Ces deux histoires, mises en opposition, vient du fait que Michel Delabat n’est autre que l’auteur de la première… dans laquelle il transpose ses angoisses, ses soucis dans cette vie si difficile de ce temps… Par exemple : Jehan Bonavi qui avait aidé son père Pierre à construire la maison en est, de ce fait, le propriétaire tel que cela en avait été décidé par le seigneur de Nillac en ce temps-là, pourtant le seigneur Arnaud de Nillac (fils du donateur) exige de lui qu’il quitte sa demeure avec femme, enfants, animaux et bagages pour s’occuper de la métairie de Champdrac afin d’avoir les coudées franches pour utiliser Rocheflame comme Pavillon de chasse où il abritera ses amours clandestines des yeux de sa femme et des « curieux »… Jehan Bonavi refuse ce « déménagement » forcé tout comme Michel Delabat refuse de quitter sa demeure avec femme et enfants, vendre ses terres afin de partir vivre en ville dans un HLM et de travailler dans l’entreprise de son beau-père… Mais ceci n’est pas la seule transposition… il y en a d’autre que je vous invite à connaître… comme cette affaire de Chinglar (vieux sorcier craint de toute la paroisse et fournisseur de poison) que l’on peut juxtaposer avec les difficile vêlage de Banou, une des vaches de Michel Delabat dont le veau reste coincé et ne peut sortir du ventre de sa mère, comme par sorcellerie ;)… c’est ce qu’on aurait certainement pensé en ce 15e siècle ;)…
 
Mais bon, je vais prendre pitié de vous et vais vous recopier, au-dessous de ma signature, le premier chapitre de ce fabuleux livre afin que vous puissiez mieux vous rendre compte que ROCHEFLAME est un LIVRE A LIRE ! et, pour ceux qui ne connaissent pas encore le style littéraire de Claude Michelet, qu’ils puissent s’en faire une première idée.
 
Bisous,
@+
Sab
ban
 
- Si tu veux, je lui jette un sort.
Jehan Bonavi sursauta et dut se faire violence pour ne pas détaler. Il se maîtrisa et parvint à balbutier un « Non » à peine audible.

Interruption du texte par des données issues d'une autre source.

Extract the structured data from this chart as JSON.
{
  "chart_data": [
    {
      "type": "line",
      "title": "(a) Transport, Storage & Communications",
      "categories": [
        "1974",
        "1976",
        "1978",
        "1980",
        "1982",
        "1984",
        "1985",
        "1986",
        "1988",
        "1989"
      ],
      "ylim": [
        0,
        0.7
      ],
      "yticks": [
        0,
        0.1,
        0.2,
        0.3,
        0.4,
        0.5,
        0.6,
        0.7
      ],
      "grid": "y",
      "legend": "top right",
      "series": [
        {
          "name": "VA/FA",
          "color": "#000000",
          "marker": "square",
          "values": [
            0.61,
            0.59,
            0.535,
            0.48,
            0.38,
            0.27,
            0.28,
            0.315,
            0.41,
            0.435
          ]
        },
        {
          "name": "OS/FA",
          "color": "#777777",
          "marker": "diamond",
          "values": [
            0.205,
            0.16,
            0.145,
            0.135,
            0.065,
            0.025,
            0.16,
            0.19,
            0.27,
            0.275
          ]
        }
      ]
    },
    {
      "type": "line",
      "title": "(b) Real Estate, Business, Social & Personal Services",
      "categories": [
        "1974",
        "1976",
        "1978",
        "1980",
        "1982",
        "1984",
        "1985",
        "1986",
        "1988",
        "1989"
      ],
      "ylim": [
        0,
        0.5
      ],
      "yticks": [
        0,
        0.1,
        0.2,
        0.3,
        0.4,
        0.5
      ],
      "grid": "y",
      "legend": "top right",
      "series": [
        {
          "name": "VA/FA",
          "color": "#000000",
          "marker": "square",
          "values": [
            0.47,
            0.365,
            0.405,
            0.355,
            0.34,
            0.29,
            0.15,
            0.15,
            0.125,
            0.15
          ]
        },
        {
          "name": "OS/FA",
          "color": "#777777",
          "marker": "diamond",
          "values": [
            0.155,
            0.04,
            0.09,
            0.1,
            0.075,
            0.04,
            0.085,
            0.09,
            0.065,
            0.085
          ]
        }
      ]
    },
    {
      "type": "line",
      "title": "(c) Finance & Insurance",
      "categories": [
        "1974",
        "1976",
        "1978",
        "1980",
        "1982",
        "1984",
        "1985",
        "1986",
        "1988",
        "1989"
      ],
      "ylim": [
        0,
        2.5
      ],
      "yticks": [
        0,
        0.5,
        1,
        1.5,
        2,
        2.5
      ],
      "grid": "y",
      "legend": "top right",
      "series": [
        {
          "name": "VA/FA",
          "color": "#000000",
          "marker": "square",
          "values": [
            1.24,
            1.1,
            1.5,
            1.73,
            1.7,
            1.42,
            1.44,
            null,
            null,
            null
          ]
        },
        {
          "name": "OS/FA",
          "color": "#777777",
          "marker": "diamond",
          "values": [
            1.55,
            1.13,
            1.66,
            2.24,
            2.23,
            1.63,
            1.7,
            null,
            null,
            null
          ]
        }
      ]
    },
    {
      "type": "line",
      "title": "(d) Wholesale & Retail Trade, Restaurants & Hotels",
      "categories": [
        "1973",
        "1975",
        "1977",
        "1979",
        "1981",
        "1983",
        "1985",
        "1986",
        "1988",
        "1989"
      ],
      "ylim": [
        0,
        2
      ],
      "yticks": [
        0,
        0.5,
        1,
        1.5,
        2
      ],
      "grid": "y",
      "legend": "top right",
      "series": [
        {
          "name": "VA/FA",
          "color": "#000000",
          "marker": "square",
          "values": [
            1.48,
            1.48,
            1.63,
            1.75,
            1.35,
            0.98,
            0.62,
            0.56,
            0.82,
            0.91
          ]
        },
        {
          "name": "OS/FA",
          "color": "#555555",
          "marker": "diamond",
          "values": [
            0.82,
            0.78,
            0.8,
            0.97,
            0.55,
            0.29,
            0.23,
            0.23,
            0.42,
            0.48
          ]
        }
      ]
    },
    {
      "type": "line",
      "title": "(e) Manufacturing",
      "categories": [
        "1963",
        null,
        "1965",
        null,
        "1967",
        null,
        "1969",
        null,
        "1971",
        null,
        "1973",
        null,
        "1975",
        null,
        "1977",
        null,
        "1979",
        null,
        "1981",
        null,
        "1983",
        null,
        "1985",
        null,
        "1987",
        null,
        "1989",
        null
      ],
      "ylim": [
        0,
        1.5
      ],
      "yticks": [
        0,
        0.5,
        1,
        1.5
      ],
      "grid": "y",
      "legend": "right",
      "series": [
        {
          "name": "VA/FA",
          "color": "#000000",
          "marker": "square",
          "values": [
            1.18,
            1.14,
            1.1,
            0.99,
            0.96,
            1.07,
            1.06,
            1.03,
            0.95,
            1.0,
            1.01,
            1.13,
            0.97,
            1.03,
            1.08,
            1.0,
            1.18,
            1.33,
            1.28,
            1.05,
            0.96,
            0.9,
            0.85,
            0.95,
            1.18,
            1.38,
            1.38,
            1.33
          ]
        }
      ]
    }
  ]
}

- Tu ne veux pas ? Tu refuses mon aide ?
La peur assécha la gorge de Jehan Bonavi.
- Eh bien… souffla-t-il.
- Ecoute-moi, petit, tu me connais, on parle assez de moi, tu sais que je fais ce que je veux, tu le sais ? Bien. Alors voilà, je vais modeler une statue du seigneur de Nillac. J’aurai tout ce qu’il me faut, j’ai quelqu’un au château.
- Non, non ! murmura Jehan sans oser regarder son interlocuteur.
Il se reprocha, une fois encore, de s’être laissé surprendre par ce vieillard maudit, redouté à dix lieues à la ronde. Le vieux venait de surgir derrière un buisson et Jehan devait, par force, l’écouter. La règle voulait pourtant que l’on fuit à son approche. Vêtu de haillons répugnants, le dos recouvert d’une grisâtre peau de sanglier – d’où son surnom de Chinglar -, il puait comme dix boucs. Mais qu’importait l’odeur ! La terreur qu’il inspirait ne venait point de là.
- Regarde-moi ! ordonna le Chinglar.
Jehan releva la tête, il vit et invoqua intérieurement saint Libéral, patron de la paroisse.
- Pourvu qu’il ne ferme pas son œil, pensa Jehan.
Tout était là, dans les yeux vairons. Le gauche, d’un bleu délavé, faisait ressortir l’étonnante couleur du droit, rouge, rouge sang. Les racontars voulaient que seul l’œil rouge fût jeteur de sortilèges. On chuchotait, de chaumières en chaumières, que le Chinglar maudissait du rouge et protégeait du bleu. Le vieux entretenait cette flatteuse réputation et terrorisait par un simple froncement de sourcils. Lui seul savait que son œil était crevé depuis soixante ans ; puisqu’il n’avait pas blanchi, comme il eût dû le faire, autant en profiter.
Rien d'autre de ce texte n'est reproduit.